As can be seen in the above listed patents, the actual contact with the pipe is accomplished through the use of die inserts which are pressed into some type of jaw member. When the power tongs are in operation the die inserts are urged against the drill pipe and torque is applied. Examples of various configurations of die inserts may be found in FIG. 4 of U.S. Pat. No. 4,404,876 (see reference numerals 144,148 and 149), FIG. 5 of U.S. Pat. No. 4,082,017 (see reference numeral 34), and in FIGS. 4 and 5 of U.S. Pat. No. 4,290,304 (see reference numeral 92). As can be seen, the die inserts are relatively narrow in comparison to the jaw members to which they are attached, as well as to the total area of pipe covered by the jaw members. The die inserts are most commonly held in place through a dovetail key arrangement. Those die insert configurations illustrated above are virtually a standard in the industry.

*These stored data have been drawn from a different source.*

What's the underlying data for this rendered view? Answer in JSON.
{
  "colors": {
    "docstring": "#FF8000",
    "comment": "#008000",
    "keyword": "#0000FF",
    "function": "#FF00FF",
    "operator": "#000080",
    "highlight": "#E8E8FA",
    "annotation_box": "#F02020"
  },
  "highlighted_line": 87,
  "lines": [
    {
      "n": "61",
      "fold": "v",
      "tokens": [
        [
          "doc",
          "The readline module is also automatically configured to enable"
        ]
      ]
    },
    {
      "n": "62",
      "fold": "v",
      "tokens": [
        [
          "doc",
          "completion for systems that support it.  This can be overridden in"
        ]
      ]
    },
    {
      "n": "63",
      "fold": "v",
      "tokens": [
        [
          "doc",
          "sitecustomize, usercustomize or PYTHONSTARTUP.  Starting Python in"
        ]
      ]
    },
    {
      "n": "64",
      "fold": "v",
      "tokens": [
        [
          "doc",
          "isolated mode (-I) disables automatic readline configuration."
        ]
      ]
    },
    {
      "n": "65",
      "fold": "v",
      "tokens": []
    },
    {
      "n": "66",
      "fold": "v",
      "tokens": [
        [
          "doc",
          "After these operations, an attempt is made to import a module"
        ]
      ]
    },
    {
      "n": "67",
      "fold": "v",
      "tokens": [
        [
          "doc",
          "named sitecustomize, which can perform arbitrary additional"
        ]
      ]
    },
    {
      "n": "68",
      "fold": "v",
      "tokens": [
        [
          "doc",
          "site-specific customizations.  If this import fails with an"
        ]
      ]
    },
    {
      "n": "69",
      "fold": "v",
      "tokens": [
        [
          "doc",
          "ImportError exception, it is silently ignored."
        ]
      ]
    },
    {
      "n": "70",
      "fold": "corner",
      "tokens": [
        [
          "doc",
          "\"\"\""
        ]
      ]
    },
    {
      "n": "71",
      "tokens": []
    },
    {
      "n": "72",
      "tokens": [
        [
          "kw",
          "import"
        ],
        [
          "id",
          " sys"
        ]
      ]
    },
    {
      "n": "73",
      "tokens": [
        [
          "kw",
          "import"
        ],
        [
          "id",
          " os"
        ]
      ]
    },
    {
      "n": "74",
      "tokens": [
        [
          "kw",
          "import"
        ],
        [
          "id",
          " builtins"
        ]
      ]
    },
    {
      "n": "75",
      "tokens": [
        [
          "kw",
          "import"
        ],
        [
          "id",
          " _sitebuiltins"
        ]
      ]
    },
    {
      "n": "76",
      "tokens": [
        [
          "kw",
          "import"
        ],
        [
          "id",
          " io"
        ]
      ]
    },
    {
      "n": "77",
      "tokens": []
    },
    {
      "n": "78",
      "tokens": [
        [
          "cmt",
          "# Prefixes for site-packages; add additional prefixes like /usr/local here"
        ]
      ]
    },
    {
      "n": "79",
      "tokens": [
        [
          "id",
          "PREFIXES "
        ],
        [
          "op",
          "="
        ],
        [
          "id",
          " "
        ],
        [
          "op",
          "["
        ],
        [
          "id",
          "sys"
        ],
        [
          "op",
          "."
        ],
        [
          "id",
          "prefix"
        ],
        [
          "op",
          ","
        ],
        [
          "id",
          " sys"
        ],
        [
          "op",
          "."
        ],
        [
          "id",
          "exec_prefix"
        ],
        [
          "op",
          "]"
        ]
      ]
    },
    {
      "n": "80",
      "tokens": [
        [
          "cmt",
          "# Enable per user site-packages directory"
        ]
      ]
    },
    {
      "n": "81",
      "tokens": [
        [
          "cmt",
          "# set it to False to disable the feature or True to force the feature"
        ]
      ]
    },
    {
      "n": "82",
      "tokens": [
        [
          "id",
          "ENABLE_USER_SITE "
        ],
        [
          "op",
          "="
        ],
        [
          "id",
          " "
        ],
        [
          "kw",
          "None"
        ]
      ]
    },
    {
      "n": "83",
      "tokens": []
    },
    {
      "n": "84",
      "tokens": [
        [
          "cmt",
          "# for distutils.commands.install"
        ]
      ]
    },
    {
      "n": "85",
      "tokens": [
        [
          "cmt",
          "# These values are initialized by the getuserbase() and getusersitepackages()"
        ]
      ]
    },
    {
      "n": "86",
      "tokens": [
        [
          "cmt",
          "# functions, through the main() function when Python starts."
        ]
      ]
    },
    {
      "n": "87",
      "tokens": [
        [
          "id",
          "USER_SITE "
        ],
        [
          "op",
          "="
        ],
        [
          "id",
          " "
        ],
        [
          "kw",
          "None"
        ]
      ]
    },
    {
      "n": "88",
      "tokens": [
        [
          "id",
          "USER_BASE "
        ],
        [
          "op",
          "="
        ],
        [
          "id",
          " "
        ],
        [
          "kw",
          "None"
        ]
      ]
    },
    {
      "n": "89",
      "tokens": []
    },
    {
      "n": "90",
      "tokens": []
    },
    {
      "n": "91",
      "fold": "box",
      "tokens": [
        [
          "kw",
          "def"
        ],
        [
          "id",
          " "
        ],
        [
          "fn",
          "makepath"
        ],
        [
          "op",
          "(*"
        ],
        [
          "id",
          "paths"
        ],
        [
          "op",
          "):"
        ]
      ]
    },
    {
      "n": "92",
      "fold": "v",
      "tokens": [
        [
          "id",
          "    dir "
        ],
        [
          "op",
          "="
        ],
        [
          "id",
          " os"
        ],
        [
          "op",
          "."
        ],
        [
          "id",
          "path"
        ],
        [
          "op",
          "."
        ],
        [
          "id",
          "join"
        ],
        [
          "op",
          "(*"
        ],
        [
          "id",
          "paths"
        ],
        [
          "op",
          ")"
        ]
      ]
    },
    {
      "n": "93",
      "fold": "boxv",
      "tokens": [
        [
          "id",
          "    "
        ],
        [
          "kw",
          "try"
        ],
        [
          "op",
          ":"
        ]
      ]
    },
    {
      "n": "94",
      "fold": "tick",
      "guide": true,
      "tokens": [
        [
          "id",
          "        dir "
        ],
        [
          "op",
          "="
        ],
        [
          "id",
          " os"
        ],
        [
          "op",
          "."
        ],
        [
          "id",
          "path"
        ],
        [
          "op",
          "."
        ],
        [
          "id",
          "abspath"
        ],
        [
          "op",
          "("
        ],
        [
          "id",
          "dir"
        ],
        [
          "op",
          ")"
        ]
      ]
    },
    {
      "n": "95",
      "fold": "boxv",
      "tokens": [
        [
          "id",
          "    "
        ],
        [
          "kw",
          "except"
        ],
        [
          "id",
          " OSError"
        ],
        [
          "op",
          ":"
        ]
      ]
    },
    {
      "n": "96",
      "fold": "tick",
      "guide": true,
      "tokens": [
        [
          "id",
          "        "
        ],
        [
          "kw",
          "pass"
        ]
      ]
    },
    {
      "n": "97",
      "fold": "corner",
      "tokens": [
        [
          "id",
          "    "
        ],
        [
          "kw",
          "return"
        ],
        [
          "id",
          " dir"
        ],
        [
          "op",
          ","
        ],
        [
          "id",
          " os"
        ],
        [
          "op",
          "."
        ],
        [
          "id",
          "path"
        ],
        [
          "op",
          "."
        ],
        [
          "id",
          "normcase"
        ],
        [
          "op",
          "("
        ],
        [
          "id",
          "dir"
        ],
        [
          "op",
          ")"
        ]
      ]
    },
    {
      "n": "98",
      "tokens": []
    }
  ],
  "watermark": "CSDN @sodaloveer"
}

Problems have developed with the above mentioned jaw/die configurations. The small wearing surfaces of prior art dies result in tremendous pressures (per unit of area) being applied to the drill pipe. These pressures result in deformation of the pipe, which in turn results in down time and pipe replacement costs. This is especially true in deep water drilling operations where lightweight pipe must be utilized. Also, as torque is applied, the dovetail keyway of prior art dies will wear due to the small surface area which must bear the torque, necessitating expensive replacement of the entire jaw/die assembly. Because of the small wearing surface of the dies, they are also prone to quickly wear out. The above problems were necessitated by the belief that the die size must remain small in comparison to the jaw member in order to provide the necessary bulk to resist the amount of torque which is applied to the pipe.